Colombia y Estados Unidos anunciaron que extenderán una invitación a Venezuela para unirse a su renovada estrategia de combate al narcotráfico, informó este miércoles el ministro de Defensa colombiano, Pedro Sánchez, tras la reunión entre los presidentes Gustavo Petro y Donald Trump en la Casa Blanca.
Sánchez explicó que los mandatarios acordaron enfocar acciones militares conjuntas contra tres líderes del tráfico de cocaína: Iván Mordisco, uno de los rebeldes más buscados de Colombia; Chiquito Malo, cabecilla del cártel Clan del Golfo; y Pablito, comandante del ELN que opera cerca de la frontera con Venezuela.
El ministro destacó que, aunque estos individuos ya eran perseguidos por Colombia, ahora serán objetivos de una operación coordinada entre Bogotá y Washington, fortaleciendo así la eficacia de la ofensiva.
Asimismo, Sánchez señaló la intención de que Venezuela se sume a esta iniciativa, dado que algunos narcotraficantes cruzan la frontera para refugiarse en ese país. Organizaciones de la sociedad civil han denunciado que, durante la administración de Nicolás Maduro, los grupos delictivos colombianos actuaban en territorio venezolano bajo protección de un sistema corrupto y con supuesta complicidad de las fuerzas militares locales.
La estrategia contempla intercambio de inteligencia y despliegue de fuerzas conforme a la soberanía de cada nación.
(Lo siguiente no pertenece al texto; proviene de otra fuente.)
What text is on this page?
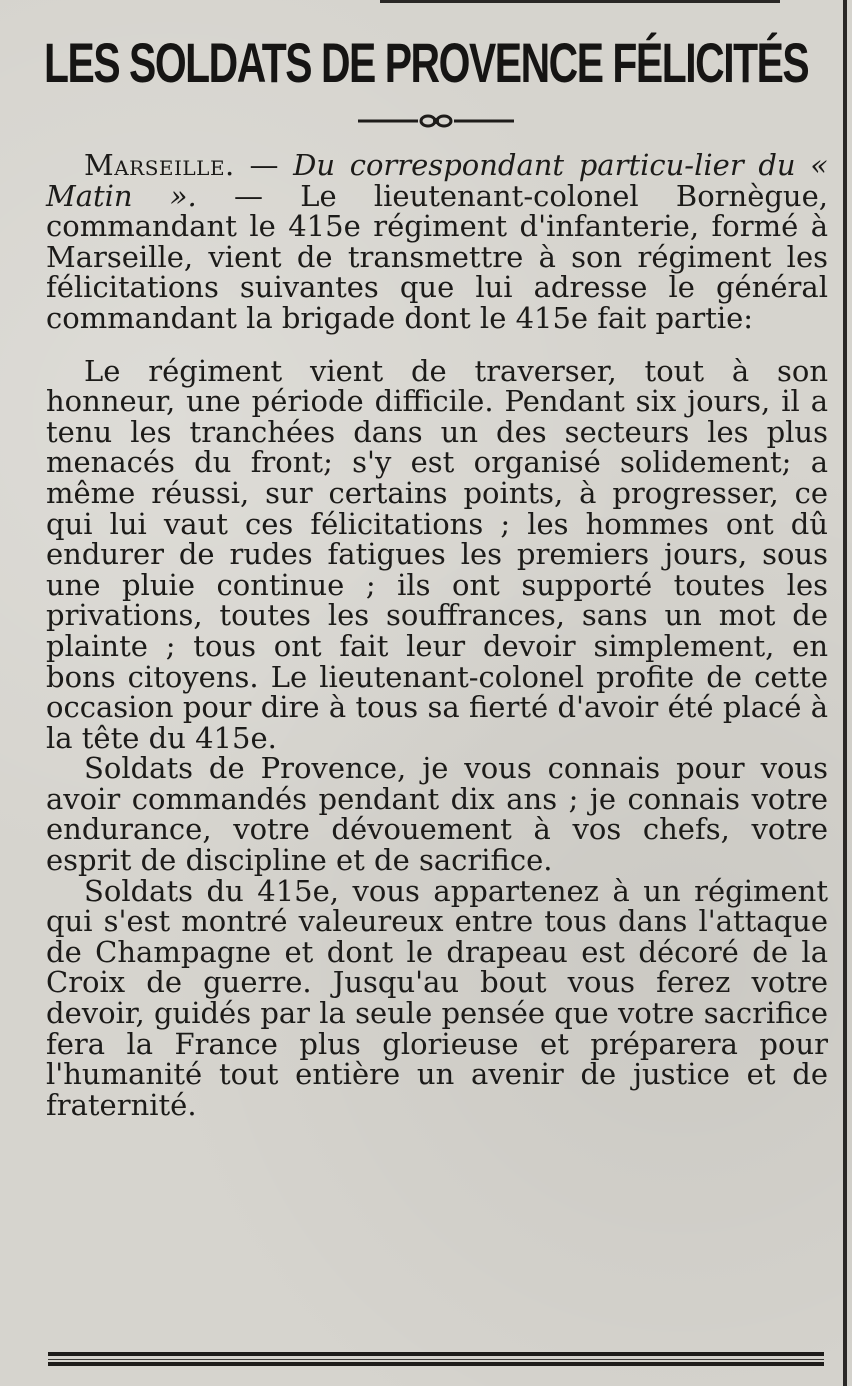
LES SOLDATS DE PROVENCE FÉLICITÉS

Marseille. — Du correspondant particu-lier du « Matin ». — Le lieutenant-colonel Bornègue, commandant le 415e régiment d'infanterie, formé à Marseille, vient de transmettre à son régiment les félicitations suivantes que lui adresse le général commandant la brigade dont le 415e fait partie:

Le régiment vient de traverser, tout à son honneur, une période difficile. Pendant six jours, il a tenu les tranchées dans un des secteurs les plus menacés du front; s'y est organisé solidement; a même réussi, sur certains points, à progresser, ce qui lui vaut ces félicitations ; les hommes ont dû endurer de rudes fatigues les premiers jours, sous une pluie continue ; ils ont supporté toutes les privations, toutes les souffrances, sans un mot de plainte ; tous ont fait leur devoir simplement, en bons citoyens. Le lieutenant-colonel profite de cette occasion pour dire à tous sa fierté d'avoir été placé à la tête du 415e.

Soldats de Provence, je vous connais pour vous avoir commandés pendant dix ans ; je connais votre endurance, votre dévouement à vos chefs, votre esprit de discipline et de sacrifice.

Soldats du 415e, vous appartenez à un régiment qui s'est montré valeureux entre tous dans l'attaque de Champagne et dont le drapeau est décoré de la Croix de guerre. Jusqu'au bout vous ferez votre devoir, guidés par la seule pensée que votre sacrifice fera la France plus glorieuse et préparera pour l'humanité tout entière un avenir de justice et de fraternité.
Mientras Estados Unidos contribuiría con información y monitoreo, la ejecución de operaciones quedará a cargo de las fuerzas de seguridad colombianas.
El llamado a Venezuela se produce en un contexto de tensiones regionales, pero según Sánchez, el objetivo es cooperar para evitar que los cabecillas criminales utilicen la frontera como refugio.
El encuentro entre Petro y Trump, calificado como cordial y constructivo, también buscó relanzar la relación bilateral después de meses de tensiones, resaltando la importancia de la colaboración en seguridad y lucha contra el narcotráfico.